Comment ça Va? (France, 1978):

Jean-Luc Godard's wry exercise on the quicksands of communication, the title a trick question -- "How are ya," "How's it going," "How does one go (from Renault to Palestine)?" The setting is a radical Communist newspaper, a film is being shot about how the press operation works; burly, middle-aged editor Michel Marot thinks himself a political emissary, until the typist (Anne-Marie Miéville) shows him up as a hapless receptacle of corrupt media signifiers.
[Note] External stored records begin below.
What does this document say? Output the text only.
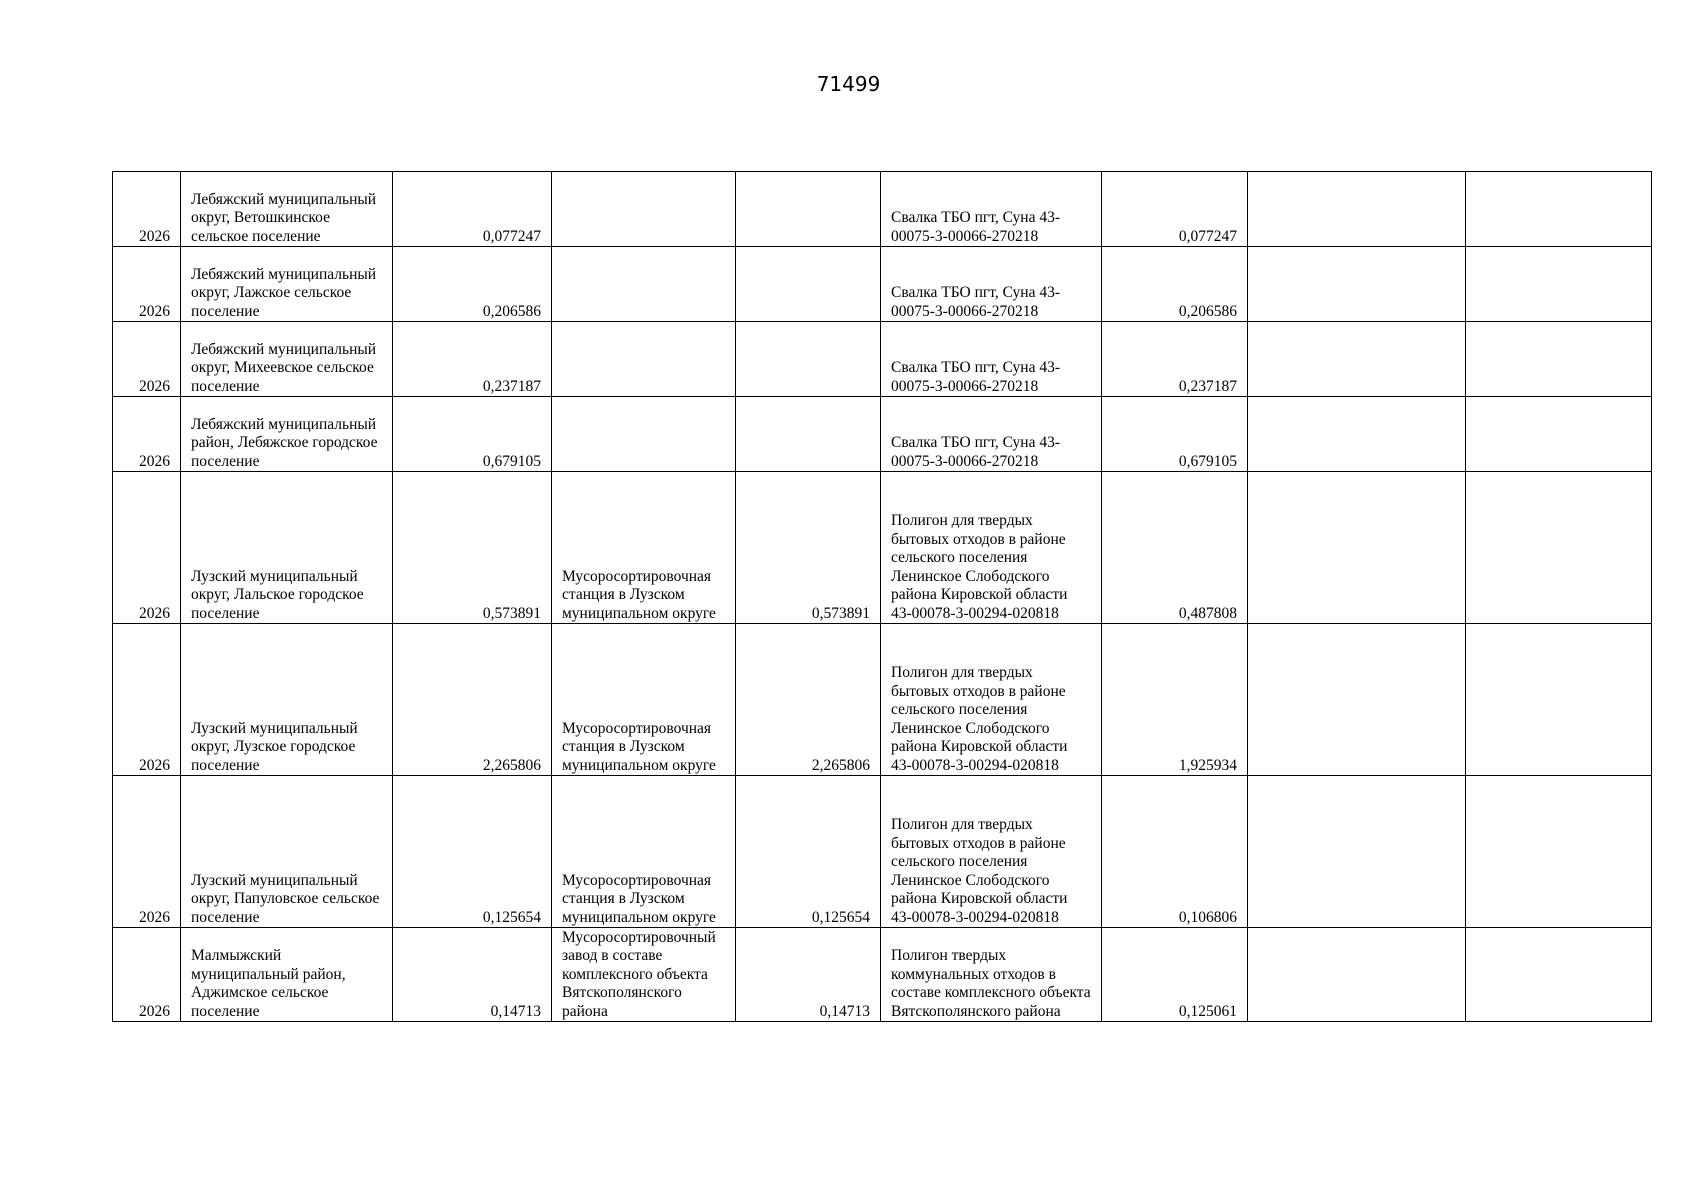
71499
2026	Лебяжский муниципальный округ, Ветошкинское сельское поселение	0,077247			Свалка ТБО пгт, Суна 43-00075-3-00066-270218	0,077247		
2026	Лебяжский муниципальный округ, Лажское сельское поселение	0,206586			Свалка ТБО пгт, Суна 43-00075-3-00066-270218	0,206586		
2026	Лебяжский муниципальный округ, Михеевское сельское поселение	0,237187			Свалка ТБО пгт, Суна 43-00075-3-00066-270218	0,237187		
2026	Лебяжский муниципальный район, Лебяжское городское поселение	0,679105			Свалка ТБО пгт, Суна 43-00075-3-00066-270218	0,679105		
2026	Лузский муниципальный округ, Лальское городское поселение	0,573891	Мусоросортировочная станция в Лузском муниципальном округе	0,573891	Полигон для твердых бытовых отходов в районе сельского поселения Ленинское Слободского района Кировской области 43-00078-3-00294-020818	0,487808		
2026	Лузский муниципальный округ, Лузское городское поселение	2,265806	Мусоросортировочная станция в Лузском муниципальном округе	2,265806	Полигон для твердых бытовых отходов в районе сельского поселения Ленинское Слободского района Кировской области 43-00078-3-00294-020818	1,925934		
2026	Лузский муниципальный округ, Папуловское сельское поселение	0,125654	Мусоросортировочная станция в Лузском муниципальном округе	0,125654	Полигон для твердых бытовых отходов в районе сельского поселения Ленинское Слободского района Кировской области 43-00078-3-00294-020818	0,106806		
2026	Малмыжский муниципальный район, Аджимское сельское поселение	0,14713	Мусоросортировочный завод в составе комплексного объекта Вятскополянского района	0,14713	Полигон твердых коммунальных отходов в составе комплексного объекта Вятскополянского района	0,125061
Text has long been deconstructed, now it's time to dismantle the machines through which text springs: Marot dictates while Miéville mimics punching an imaginary keyboard, a notepad is scribbled with notes in close-up before being fed through a typewriter, the soundtrack is a symphony of electronic pings and clangs ("the noise of a press machine, and the noise of Vietnam"). Technology that could serve against oppression is shown as already seriously degraded by complacent reading, and the camera takes the editor's befuddled view as he pours through portfolios of commodified images (newspaper photos, magazine ads, war atrocities stills). At the center rests an analysis of such an image, a photo of protesters from Portugal placed under the microscope of Godard's multi-layered montage until, like Fonda's face melting onto the culprit's in The Wrong Man, it becomes a "miracle." Conscience piqued by revolt is the protagonist, "what is unseen is what directs" -- the scrutiny of hands and eyes, with Miéville supplying the voice, her backlit obscured face providing a template for the poster of De Palma's The Fury (which Godard dug). The auteur insists on a hectoring game, yet his delight with new technology is unmistakable and infectious, down to his reconfiguration of the august central shot of 2 or 3 Things I Know About Her, the cursor blinking on a computer screen as if stranded in a dark cosmos. "Information, deformation" -- it's up to us to extract meaning from the image, on the page and on the screen.